Ser Anzoategui, the non-binary actor who plays the immensely lovable Eddy, spent considerable time growing up in East L.A. before being cast in Vida, and says Eddy's presence sheds light on aspects of the Latinx queer experience not many people know about. "It makes me feel good to play Eddy," Anzoategui says. "I understood the role on a very deep level. There are so many hurdles to being non-binary; it's about navigating it and developing a spirit that says you cannot be broken and continue to be resilient." Anzoategui might be the best example of the way Vida illuminates experiences not often talked about: as a person who doesn't identify with any specific gender, they (their preferred pronoun) show how people like Eddy can be ostracized. Anzoategui, a long-time performer and artist based in East L.A., says they endured bouts of poverty due in part to limited job options; as a former food server/bartender themself, Anzoategui pointed out that Vida's bar is important because it's a place where folks don't have to hide or apologize for who they are. It is a place that would actually hire Eddy, as opposed to bars that use female sexuality to sell men drinks.

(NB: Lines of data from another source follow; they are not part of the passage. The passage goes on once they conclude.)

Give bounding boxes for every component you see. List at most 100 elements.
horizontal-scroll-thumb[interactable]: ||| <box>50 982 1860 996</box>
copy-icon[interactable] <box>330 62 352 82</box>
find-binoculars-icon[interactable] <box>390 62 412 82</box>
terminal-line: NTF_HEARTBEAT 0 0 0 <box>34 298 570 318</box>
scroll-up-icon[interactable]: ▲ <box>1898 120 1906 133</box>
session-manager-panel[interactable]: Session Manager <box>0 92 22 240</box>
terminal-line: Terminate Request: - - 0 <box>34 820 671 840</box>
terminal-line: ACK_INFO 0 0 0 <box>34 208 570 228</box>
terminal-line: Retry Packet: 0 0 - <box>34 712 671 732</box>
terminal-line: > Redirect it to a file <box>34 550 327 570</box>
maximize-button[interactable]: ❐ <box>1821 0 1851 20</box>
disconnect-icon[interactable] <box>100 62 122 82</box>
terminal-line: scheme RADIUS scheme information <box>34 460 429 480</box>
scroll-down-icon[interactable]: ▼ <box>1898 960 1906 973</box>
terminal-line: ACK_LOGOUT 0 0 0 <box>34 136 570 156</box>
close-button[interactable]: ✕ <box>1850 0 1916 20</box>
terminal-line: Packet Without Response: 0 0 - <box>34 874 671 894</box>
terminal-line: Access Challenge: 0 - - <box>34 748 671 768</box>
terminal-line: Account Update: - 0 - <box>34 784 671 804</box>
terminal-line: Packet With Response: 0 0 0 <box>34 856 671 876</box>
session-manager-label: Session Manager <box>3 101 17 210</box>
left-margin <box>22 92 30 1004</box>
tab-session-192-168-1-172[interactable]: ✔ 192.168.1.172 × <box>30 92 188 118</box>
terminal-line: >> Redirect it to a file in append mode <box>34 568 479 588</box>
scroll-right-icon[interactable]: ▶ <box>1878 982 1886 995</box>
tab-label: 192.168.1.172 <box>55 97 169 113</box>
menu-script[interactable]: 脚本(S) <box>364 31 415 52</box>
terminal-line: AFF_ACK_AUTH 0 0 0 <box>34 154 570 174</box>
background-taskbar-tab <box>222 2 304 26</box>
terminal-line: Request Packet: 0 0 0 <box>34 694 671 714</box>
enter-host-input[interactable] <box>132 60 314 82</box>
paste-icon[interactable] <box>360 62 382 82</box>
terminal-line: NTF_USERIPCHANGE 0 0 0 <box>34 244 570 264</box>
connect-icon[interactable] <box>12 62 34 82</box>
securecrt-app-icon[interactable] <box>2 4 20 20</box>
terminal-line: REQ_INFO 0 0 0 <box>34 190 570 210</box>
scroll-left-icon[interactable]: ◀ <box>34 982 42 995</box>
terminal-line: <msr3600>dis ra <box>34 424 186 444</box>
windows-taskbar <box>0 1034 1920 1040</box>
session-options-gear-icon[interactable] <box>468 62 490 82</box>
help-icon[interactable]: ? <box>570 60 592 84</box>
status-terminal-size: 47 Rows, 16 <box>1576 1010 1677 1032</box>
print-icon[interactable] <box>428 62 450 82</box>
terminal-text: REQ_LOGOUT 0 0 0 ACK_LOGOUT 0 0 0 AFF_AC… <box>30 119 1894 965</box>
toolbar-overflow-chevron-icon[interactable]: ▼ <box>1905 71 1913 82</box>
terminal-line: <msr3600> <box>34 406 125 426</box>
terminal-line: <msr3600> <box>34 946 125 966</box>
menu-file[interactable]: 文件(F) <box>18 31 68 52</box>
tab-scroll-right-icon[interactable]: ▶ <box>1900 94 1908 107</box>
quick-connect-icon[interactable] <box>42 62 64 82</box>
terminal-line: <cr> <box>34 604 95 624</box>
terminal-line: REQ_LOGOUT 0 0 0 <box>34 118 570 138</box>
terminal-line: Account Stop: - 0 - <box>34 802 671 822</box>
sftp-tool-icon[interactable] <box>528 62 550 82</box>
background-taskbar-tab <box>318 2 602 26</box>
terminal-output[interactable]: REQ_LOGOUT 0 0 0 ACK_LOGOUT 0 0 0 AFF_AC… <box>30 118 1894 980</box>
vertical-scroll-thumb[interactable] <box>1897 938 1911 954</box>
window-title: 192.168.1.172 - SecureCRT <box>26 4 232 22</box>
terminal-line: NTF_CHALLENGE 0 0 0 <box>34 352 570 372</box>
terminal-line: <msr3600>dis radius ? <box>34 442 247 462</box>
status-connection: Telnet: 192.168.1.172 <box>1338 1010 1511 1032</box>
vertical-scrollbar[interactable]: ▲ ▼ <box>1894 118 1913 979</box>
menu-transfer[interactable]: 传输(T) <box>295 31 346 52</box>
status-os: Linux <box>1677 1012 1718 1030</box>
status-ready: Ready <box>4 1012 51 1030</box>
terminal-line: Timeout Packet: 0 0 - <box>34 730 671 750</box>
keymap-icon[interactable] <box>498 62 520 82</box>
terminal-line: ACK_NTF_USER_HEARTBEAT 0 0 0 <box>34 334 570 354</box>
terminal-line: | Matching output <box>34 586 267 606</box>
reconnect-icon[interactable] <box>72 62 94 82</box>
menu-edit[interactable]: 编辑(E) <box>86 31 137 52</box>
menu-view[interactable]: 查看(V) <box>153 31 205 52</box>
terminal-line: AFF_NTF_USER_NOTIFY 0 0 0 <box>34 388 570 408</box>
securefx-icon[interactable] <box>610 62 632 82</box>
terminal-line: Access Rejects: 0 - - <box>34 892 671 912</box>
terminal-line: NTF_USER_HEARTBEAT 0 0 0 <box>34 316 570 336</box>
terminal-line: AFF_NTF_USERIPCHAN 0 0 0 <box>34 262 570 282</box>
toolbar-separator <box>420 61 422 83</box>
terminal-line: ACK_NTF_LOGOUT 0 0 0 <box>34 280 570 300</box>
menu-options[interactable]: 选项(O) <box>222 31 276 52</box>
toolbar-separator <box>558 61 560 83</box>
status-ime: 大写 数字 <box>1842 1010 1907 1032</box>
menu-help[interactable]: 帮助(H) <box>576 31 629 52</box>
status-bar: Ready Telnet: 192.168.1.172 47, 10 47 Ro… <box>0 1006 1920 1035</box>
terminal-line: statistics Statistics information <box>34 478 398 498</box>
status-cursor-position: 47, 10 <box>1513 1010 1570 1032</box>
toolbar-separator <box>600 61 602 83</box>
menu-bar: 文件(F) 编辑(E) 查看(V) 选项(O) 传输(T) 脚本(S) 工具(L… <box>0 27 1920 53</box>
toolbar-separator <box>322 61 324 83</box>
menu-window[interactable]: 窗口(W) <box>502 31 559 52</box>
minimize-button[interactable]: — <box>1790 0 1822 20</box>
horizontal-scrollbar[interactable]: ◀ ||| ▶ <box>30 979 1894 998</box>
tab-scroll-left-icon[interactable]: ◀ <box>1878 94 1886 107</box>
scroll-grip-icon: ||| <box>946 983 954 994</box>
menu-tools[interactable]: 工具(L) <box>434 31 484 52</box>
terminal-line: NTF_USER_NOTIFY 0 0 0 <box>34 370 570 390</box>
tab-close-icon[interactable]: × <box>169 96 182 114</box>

Melissa Barrera and Mishel Prada, Vida

Melissa Barrera and Mishel Prada, Vida

Erica Parise, Starz

Anzoategui cites Juan Gabriel, the Latinx singer who died in 2016 as an example of the silence queer Latinx people have endured and maintained for generations. Though he was assumed to be gay and hinted at it in his later years, he lived 66 years without ever publicly acknowledging his sexuality in spite of being a queer Latinx icon. "There's this thing," Anzoategui says of the community, "where you just don't talk about it."

With Vida, those voices are silenced no more. Although fighting the gentrification that threatens Emma and Lyn's neighborhood, as well as the discrimination and physical danger Latinx people and families face in 2018, Vida stands firm in asserting that queer Latinx stories matter just as much. "It's time for us to have those conversations and accept each other -- to not make us feel like we're wrong for being in love," Prada says. "With Emma, you see what happens when [people are] shamed for who they are, the damaging effects. That's why important to be part of this -- to remove the shame and taboo welcome people in the world."

Vida premieres Sunday, May 6 at 7:30 p.m. on Starz.